Mientras Rosa enfrentaba la “reinserción social”, Margarita también era penada a treinta años, por homicidio agravado. Ingresaba a un sitio donde unas mujeres golpeaban a otras por considerarlas infractoras del contrato patriarcal del amor maternal. Ese que se da de forma natural y obliga a cualquiera a proteger a su cría antes que a sí misma, fuera o no cierto que hubieran experimentado un aborto inducido o una emergencia obstétrica. Margarita recibió tal golpiza que las autoridades del Centro Preventivo y de Cumplimiento de Penas para Mujeres de Ilopango la aislaron un semestre en el sector A, con las adultas mayores. Durante casi una década, recibió insultos.
Para ese mismo año, la Agrupación ciudadana por la despenalización del aborto investigó por vez primera el impacto de la penalización absoluta en El Salvador y su relación con las condenas por homicidio agravado. La tercera actualización del informe “Del hospital a la cárcel” permitió identificar 181 casos de procesadas, de 1999 a 2019, por aborto o emergencias obstétricas que provocaron muerte o riesgo al embrión.
El documento las perfila: una de cada cuatro tenía entre 18 y veinte años. “La mayoría de denuncias se realiza en adolescentes y mujeres jóvenes, las que posiblemente tienen poca experiencia y escasos recursos para afrontar un embarazo no deseado o producto del abuso y que, en caso de seguir adelante, se desarrollaría en situación de riesgo”. Mujeres de 18 a 25 años “son procesadas por aborto y problemas obstétricos, que son tipificados como homicidio agravado”.
El 42 % no sabía leer ni escribir o había cursado hasta segundo grado.

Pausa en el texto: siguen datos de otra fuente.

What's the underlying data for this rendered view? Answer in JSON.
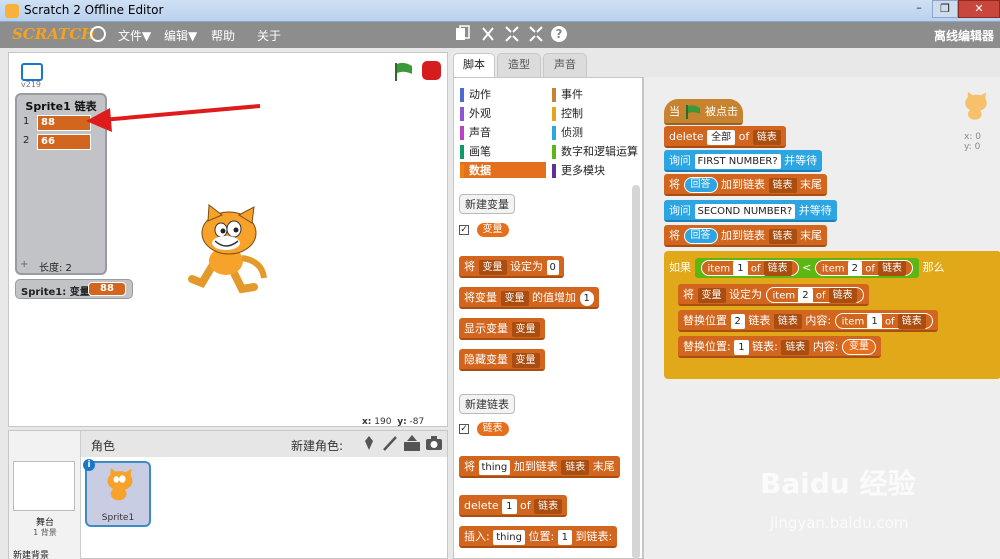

El 29 % tenía estudios de bachillerato, técnico o universitario. “La mayoría de las mujeres con nivel de bachillerato son jóvenes entre los 18 y veinte años, quienes, a pesar de poseer un mayor nivel de estudios, tienen poca experiencia de vida”. Siete de cada diez estaba soltera.
(Conozca aquí a las mujeres que han perdido su libertad por abortos en El Salvador)
La inocencia de Rosa
Durante tres años, la Agrupación buscó comprobar la inocencia de Rosa. Un juzgado revisó la sentencia y resolvió que no existía evidencia de que hubiera cometido homicidio y la liberó. Para Mariana Moisa, antropóloga e integrante de la Agrupación, el aprendizaje feminista para este primer caso fue la importancia de trabajar de forma integral con las mujeres: “Como feministas, ampliamos la relación a las hijas e hijos. Así descubrimos cómo les estaba afectando lo que se decía de su mamá en su entorno y fuimos comprendiendo la carga social que llevaban. No sabíamos si podíamos ayudarle a reconstruir el tejido familiar y estaba más lejos el tejido comunitario”.
Rosa migró. La condena moral, encarnada en los grupos “provida” y la mediatización de su caso, provocó que desapareciera. En el 2012, otra mujer recibió una pena mayor: cuarenta años. Clavel tenía 28, era madre soltera cuando fue acusada de aborto y luego de homicidio agravado. En 2016, luego de la revisión de su sentencia, un juzgado resolvió que era inocente. Igual que Rosa, Clavel también tuvo que migrar con su único hijo. Es la primera mujer asilada por persecución por aborto.
Lo irreal de la libertad
Orquídea era madre soltera, de un niño de cuatro. Para su segundo parto no logró llegar al hospital. En el 2000, fue condenada a 25 años por homicidio agravado. Un año después, trazó su hoja de ruta para cuando saliera: trabajaría en su propia panadería. Durante 16 años, ahorró parte del salario que recibía por cocinar para el personal de seguridad. Entregaba esa plata a la única hermana que iba a visitarla. Esta mujer era, a su vez, la albacea de la herencia paterna que recibiría al regresar a la vida civil: un horno y latas para pan. “Cuando salí no había nada. Fue difícil no tener apoyo porque mi papá ya no estaba”.
En prisión, terminó el bachillerato, se casó y estuvo embarazada dos veces más. Uno de los embarazos terminó en aborto espontáneo y del otro nació una niña. En la cárcel procuraron garantizar su salud materna, pero siempre le recordaron por qué estaba ahí. “Hoy vas a tener la oportunidad de hacer bien las cosas”, le sentenció un custodio. “Sentí que era un comentario pésimo, porque las personas creen que usted es culpable de haber asesinado... yo trabajaba, tenía una vida normal y es una pesadilla, perdí 17 años de mi vida, salí con mis dos terceras partes. No salí con beneficios ni por el hecho de haberme portado tan bien”.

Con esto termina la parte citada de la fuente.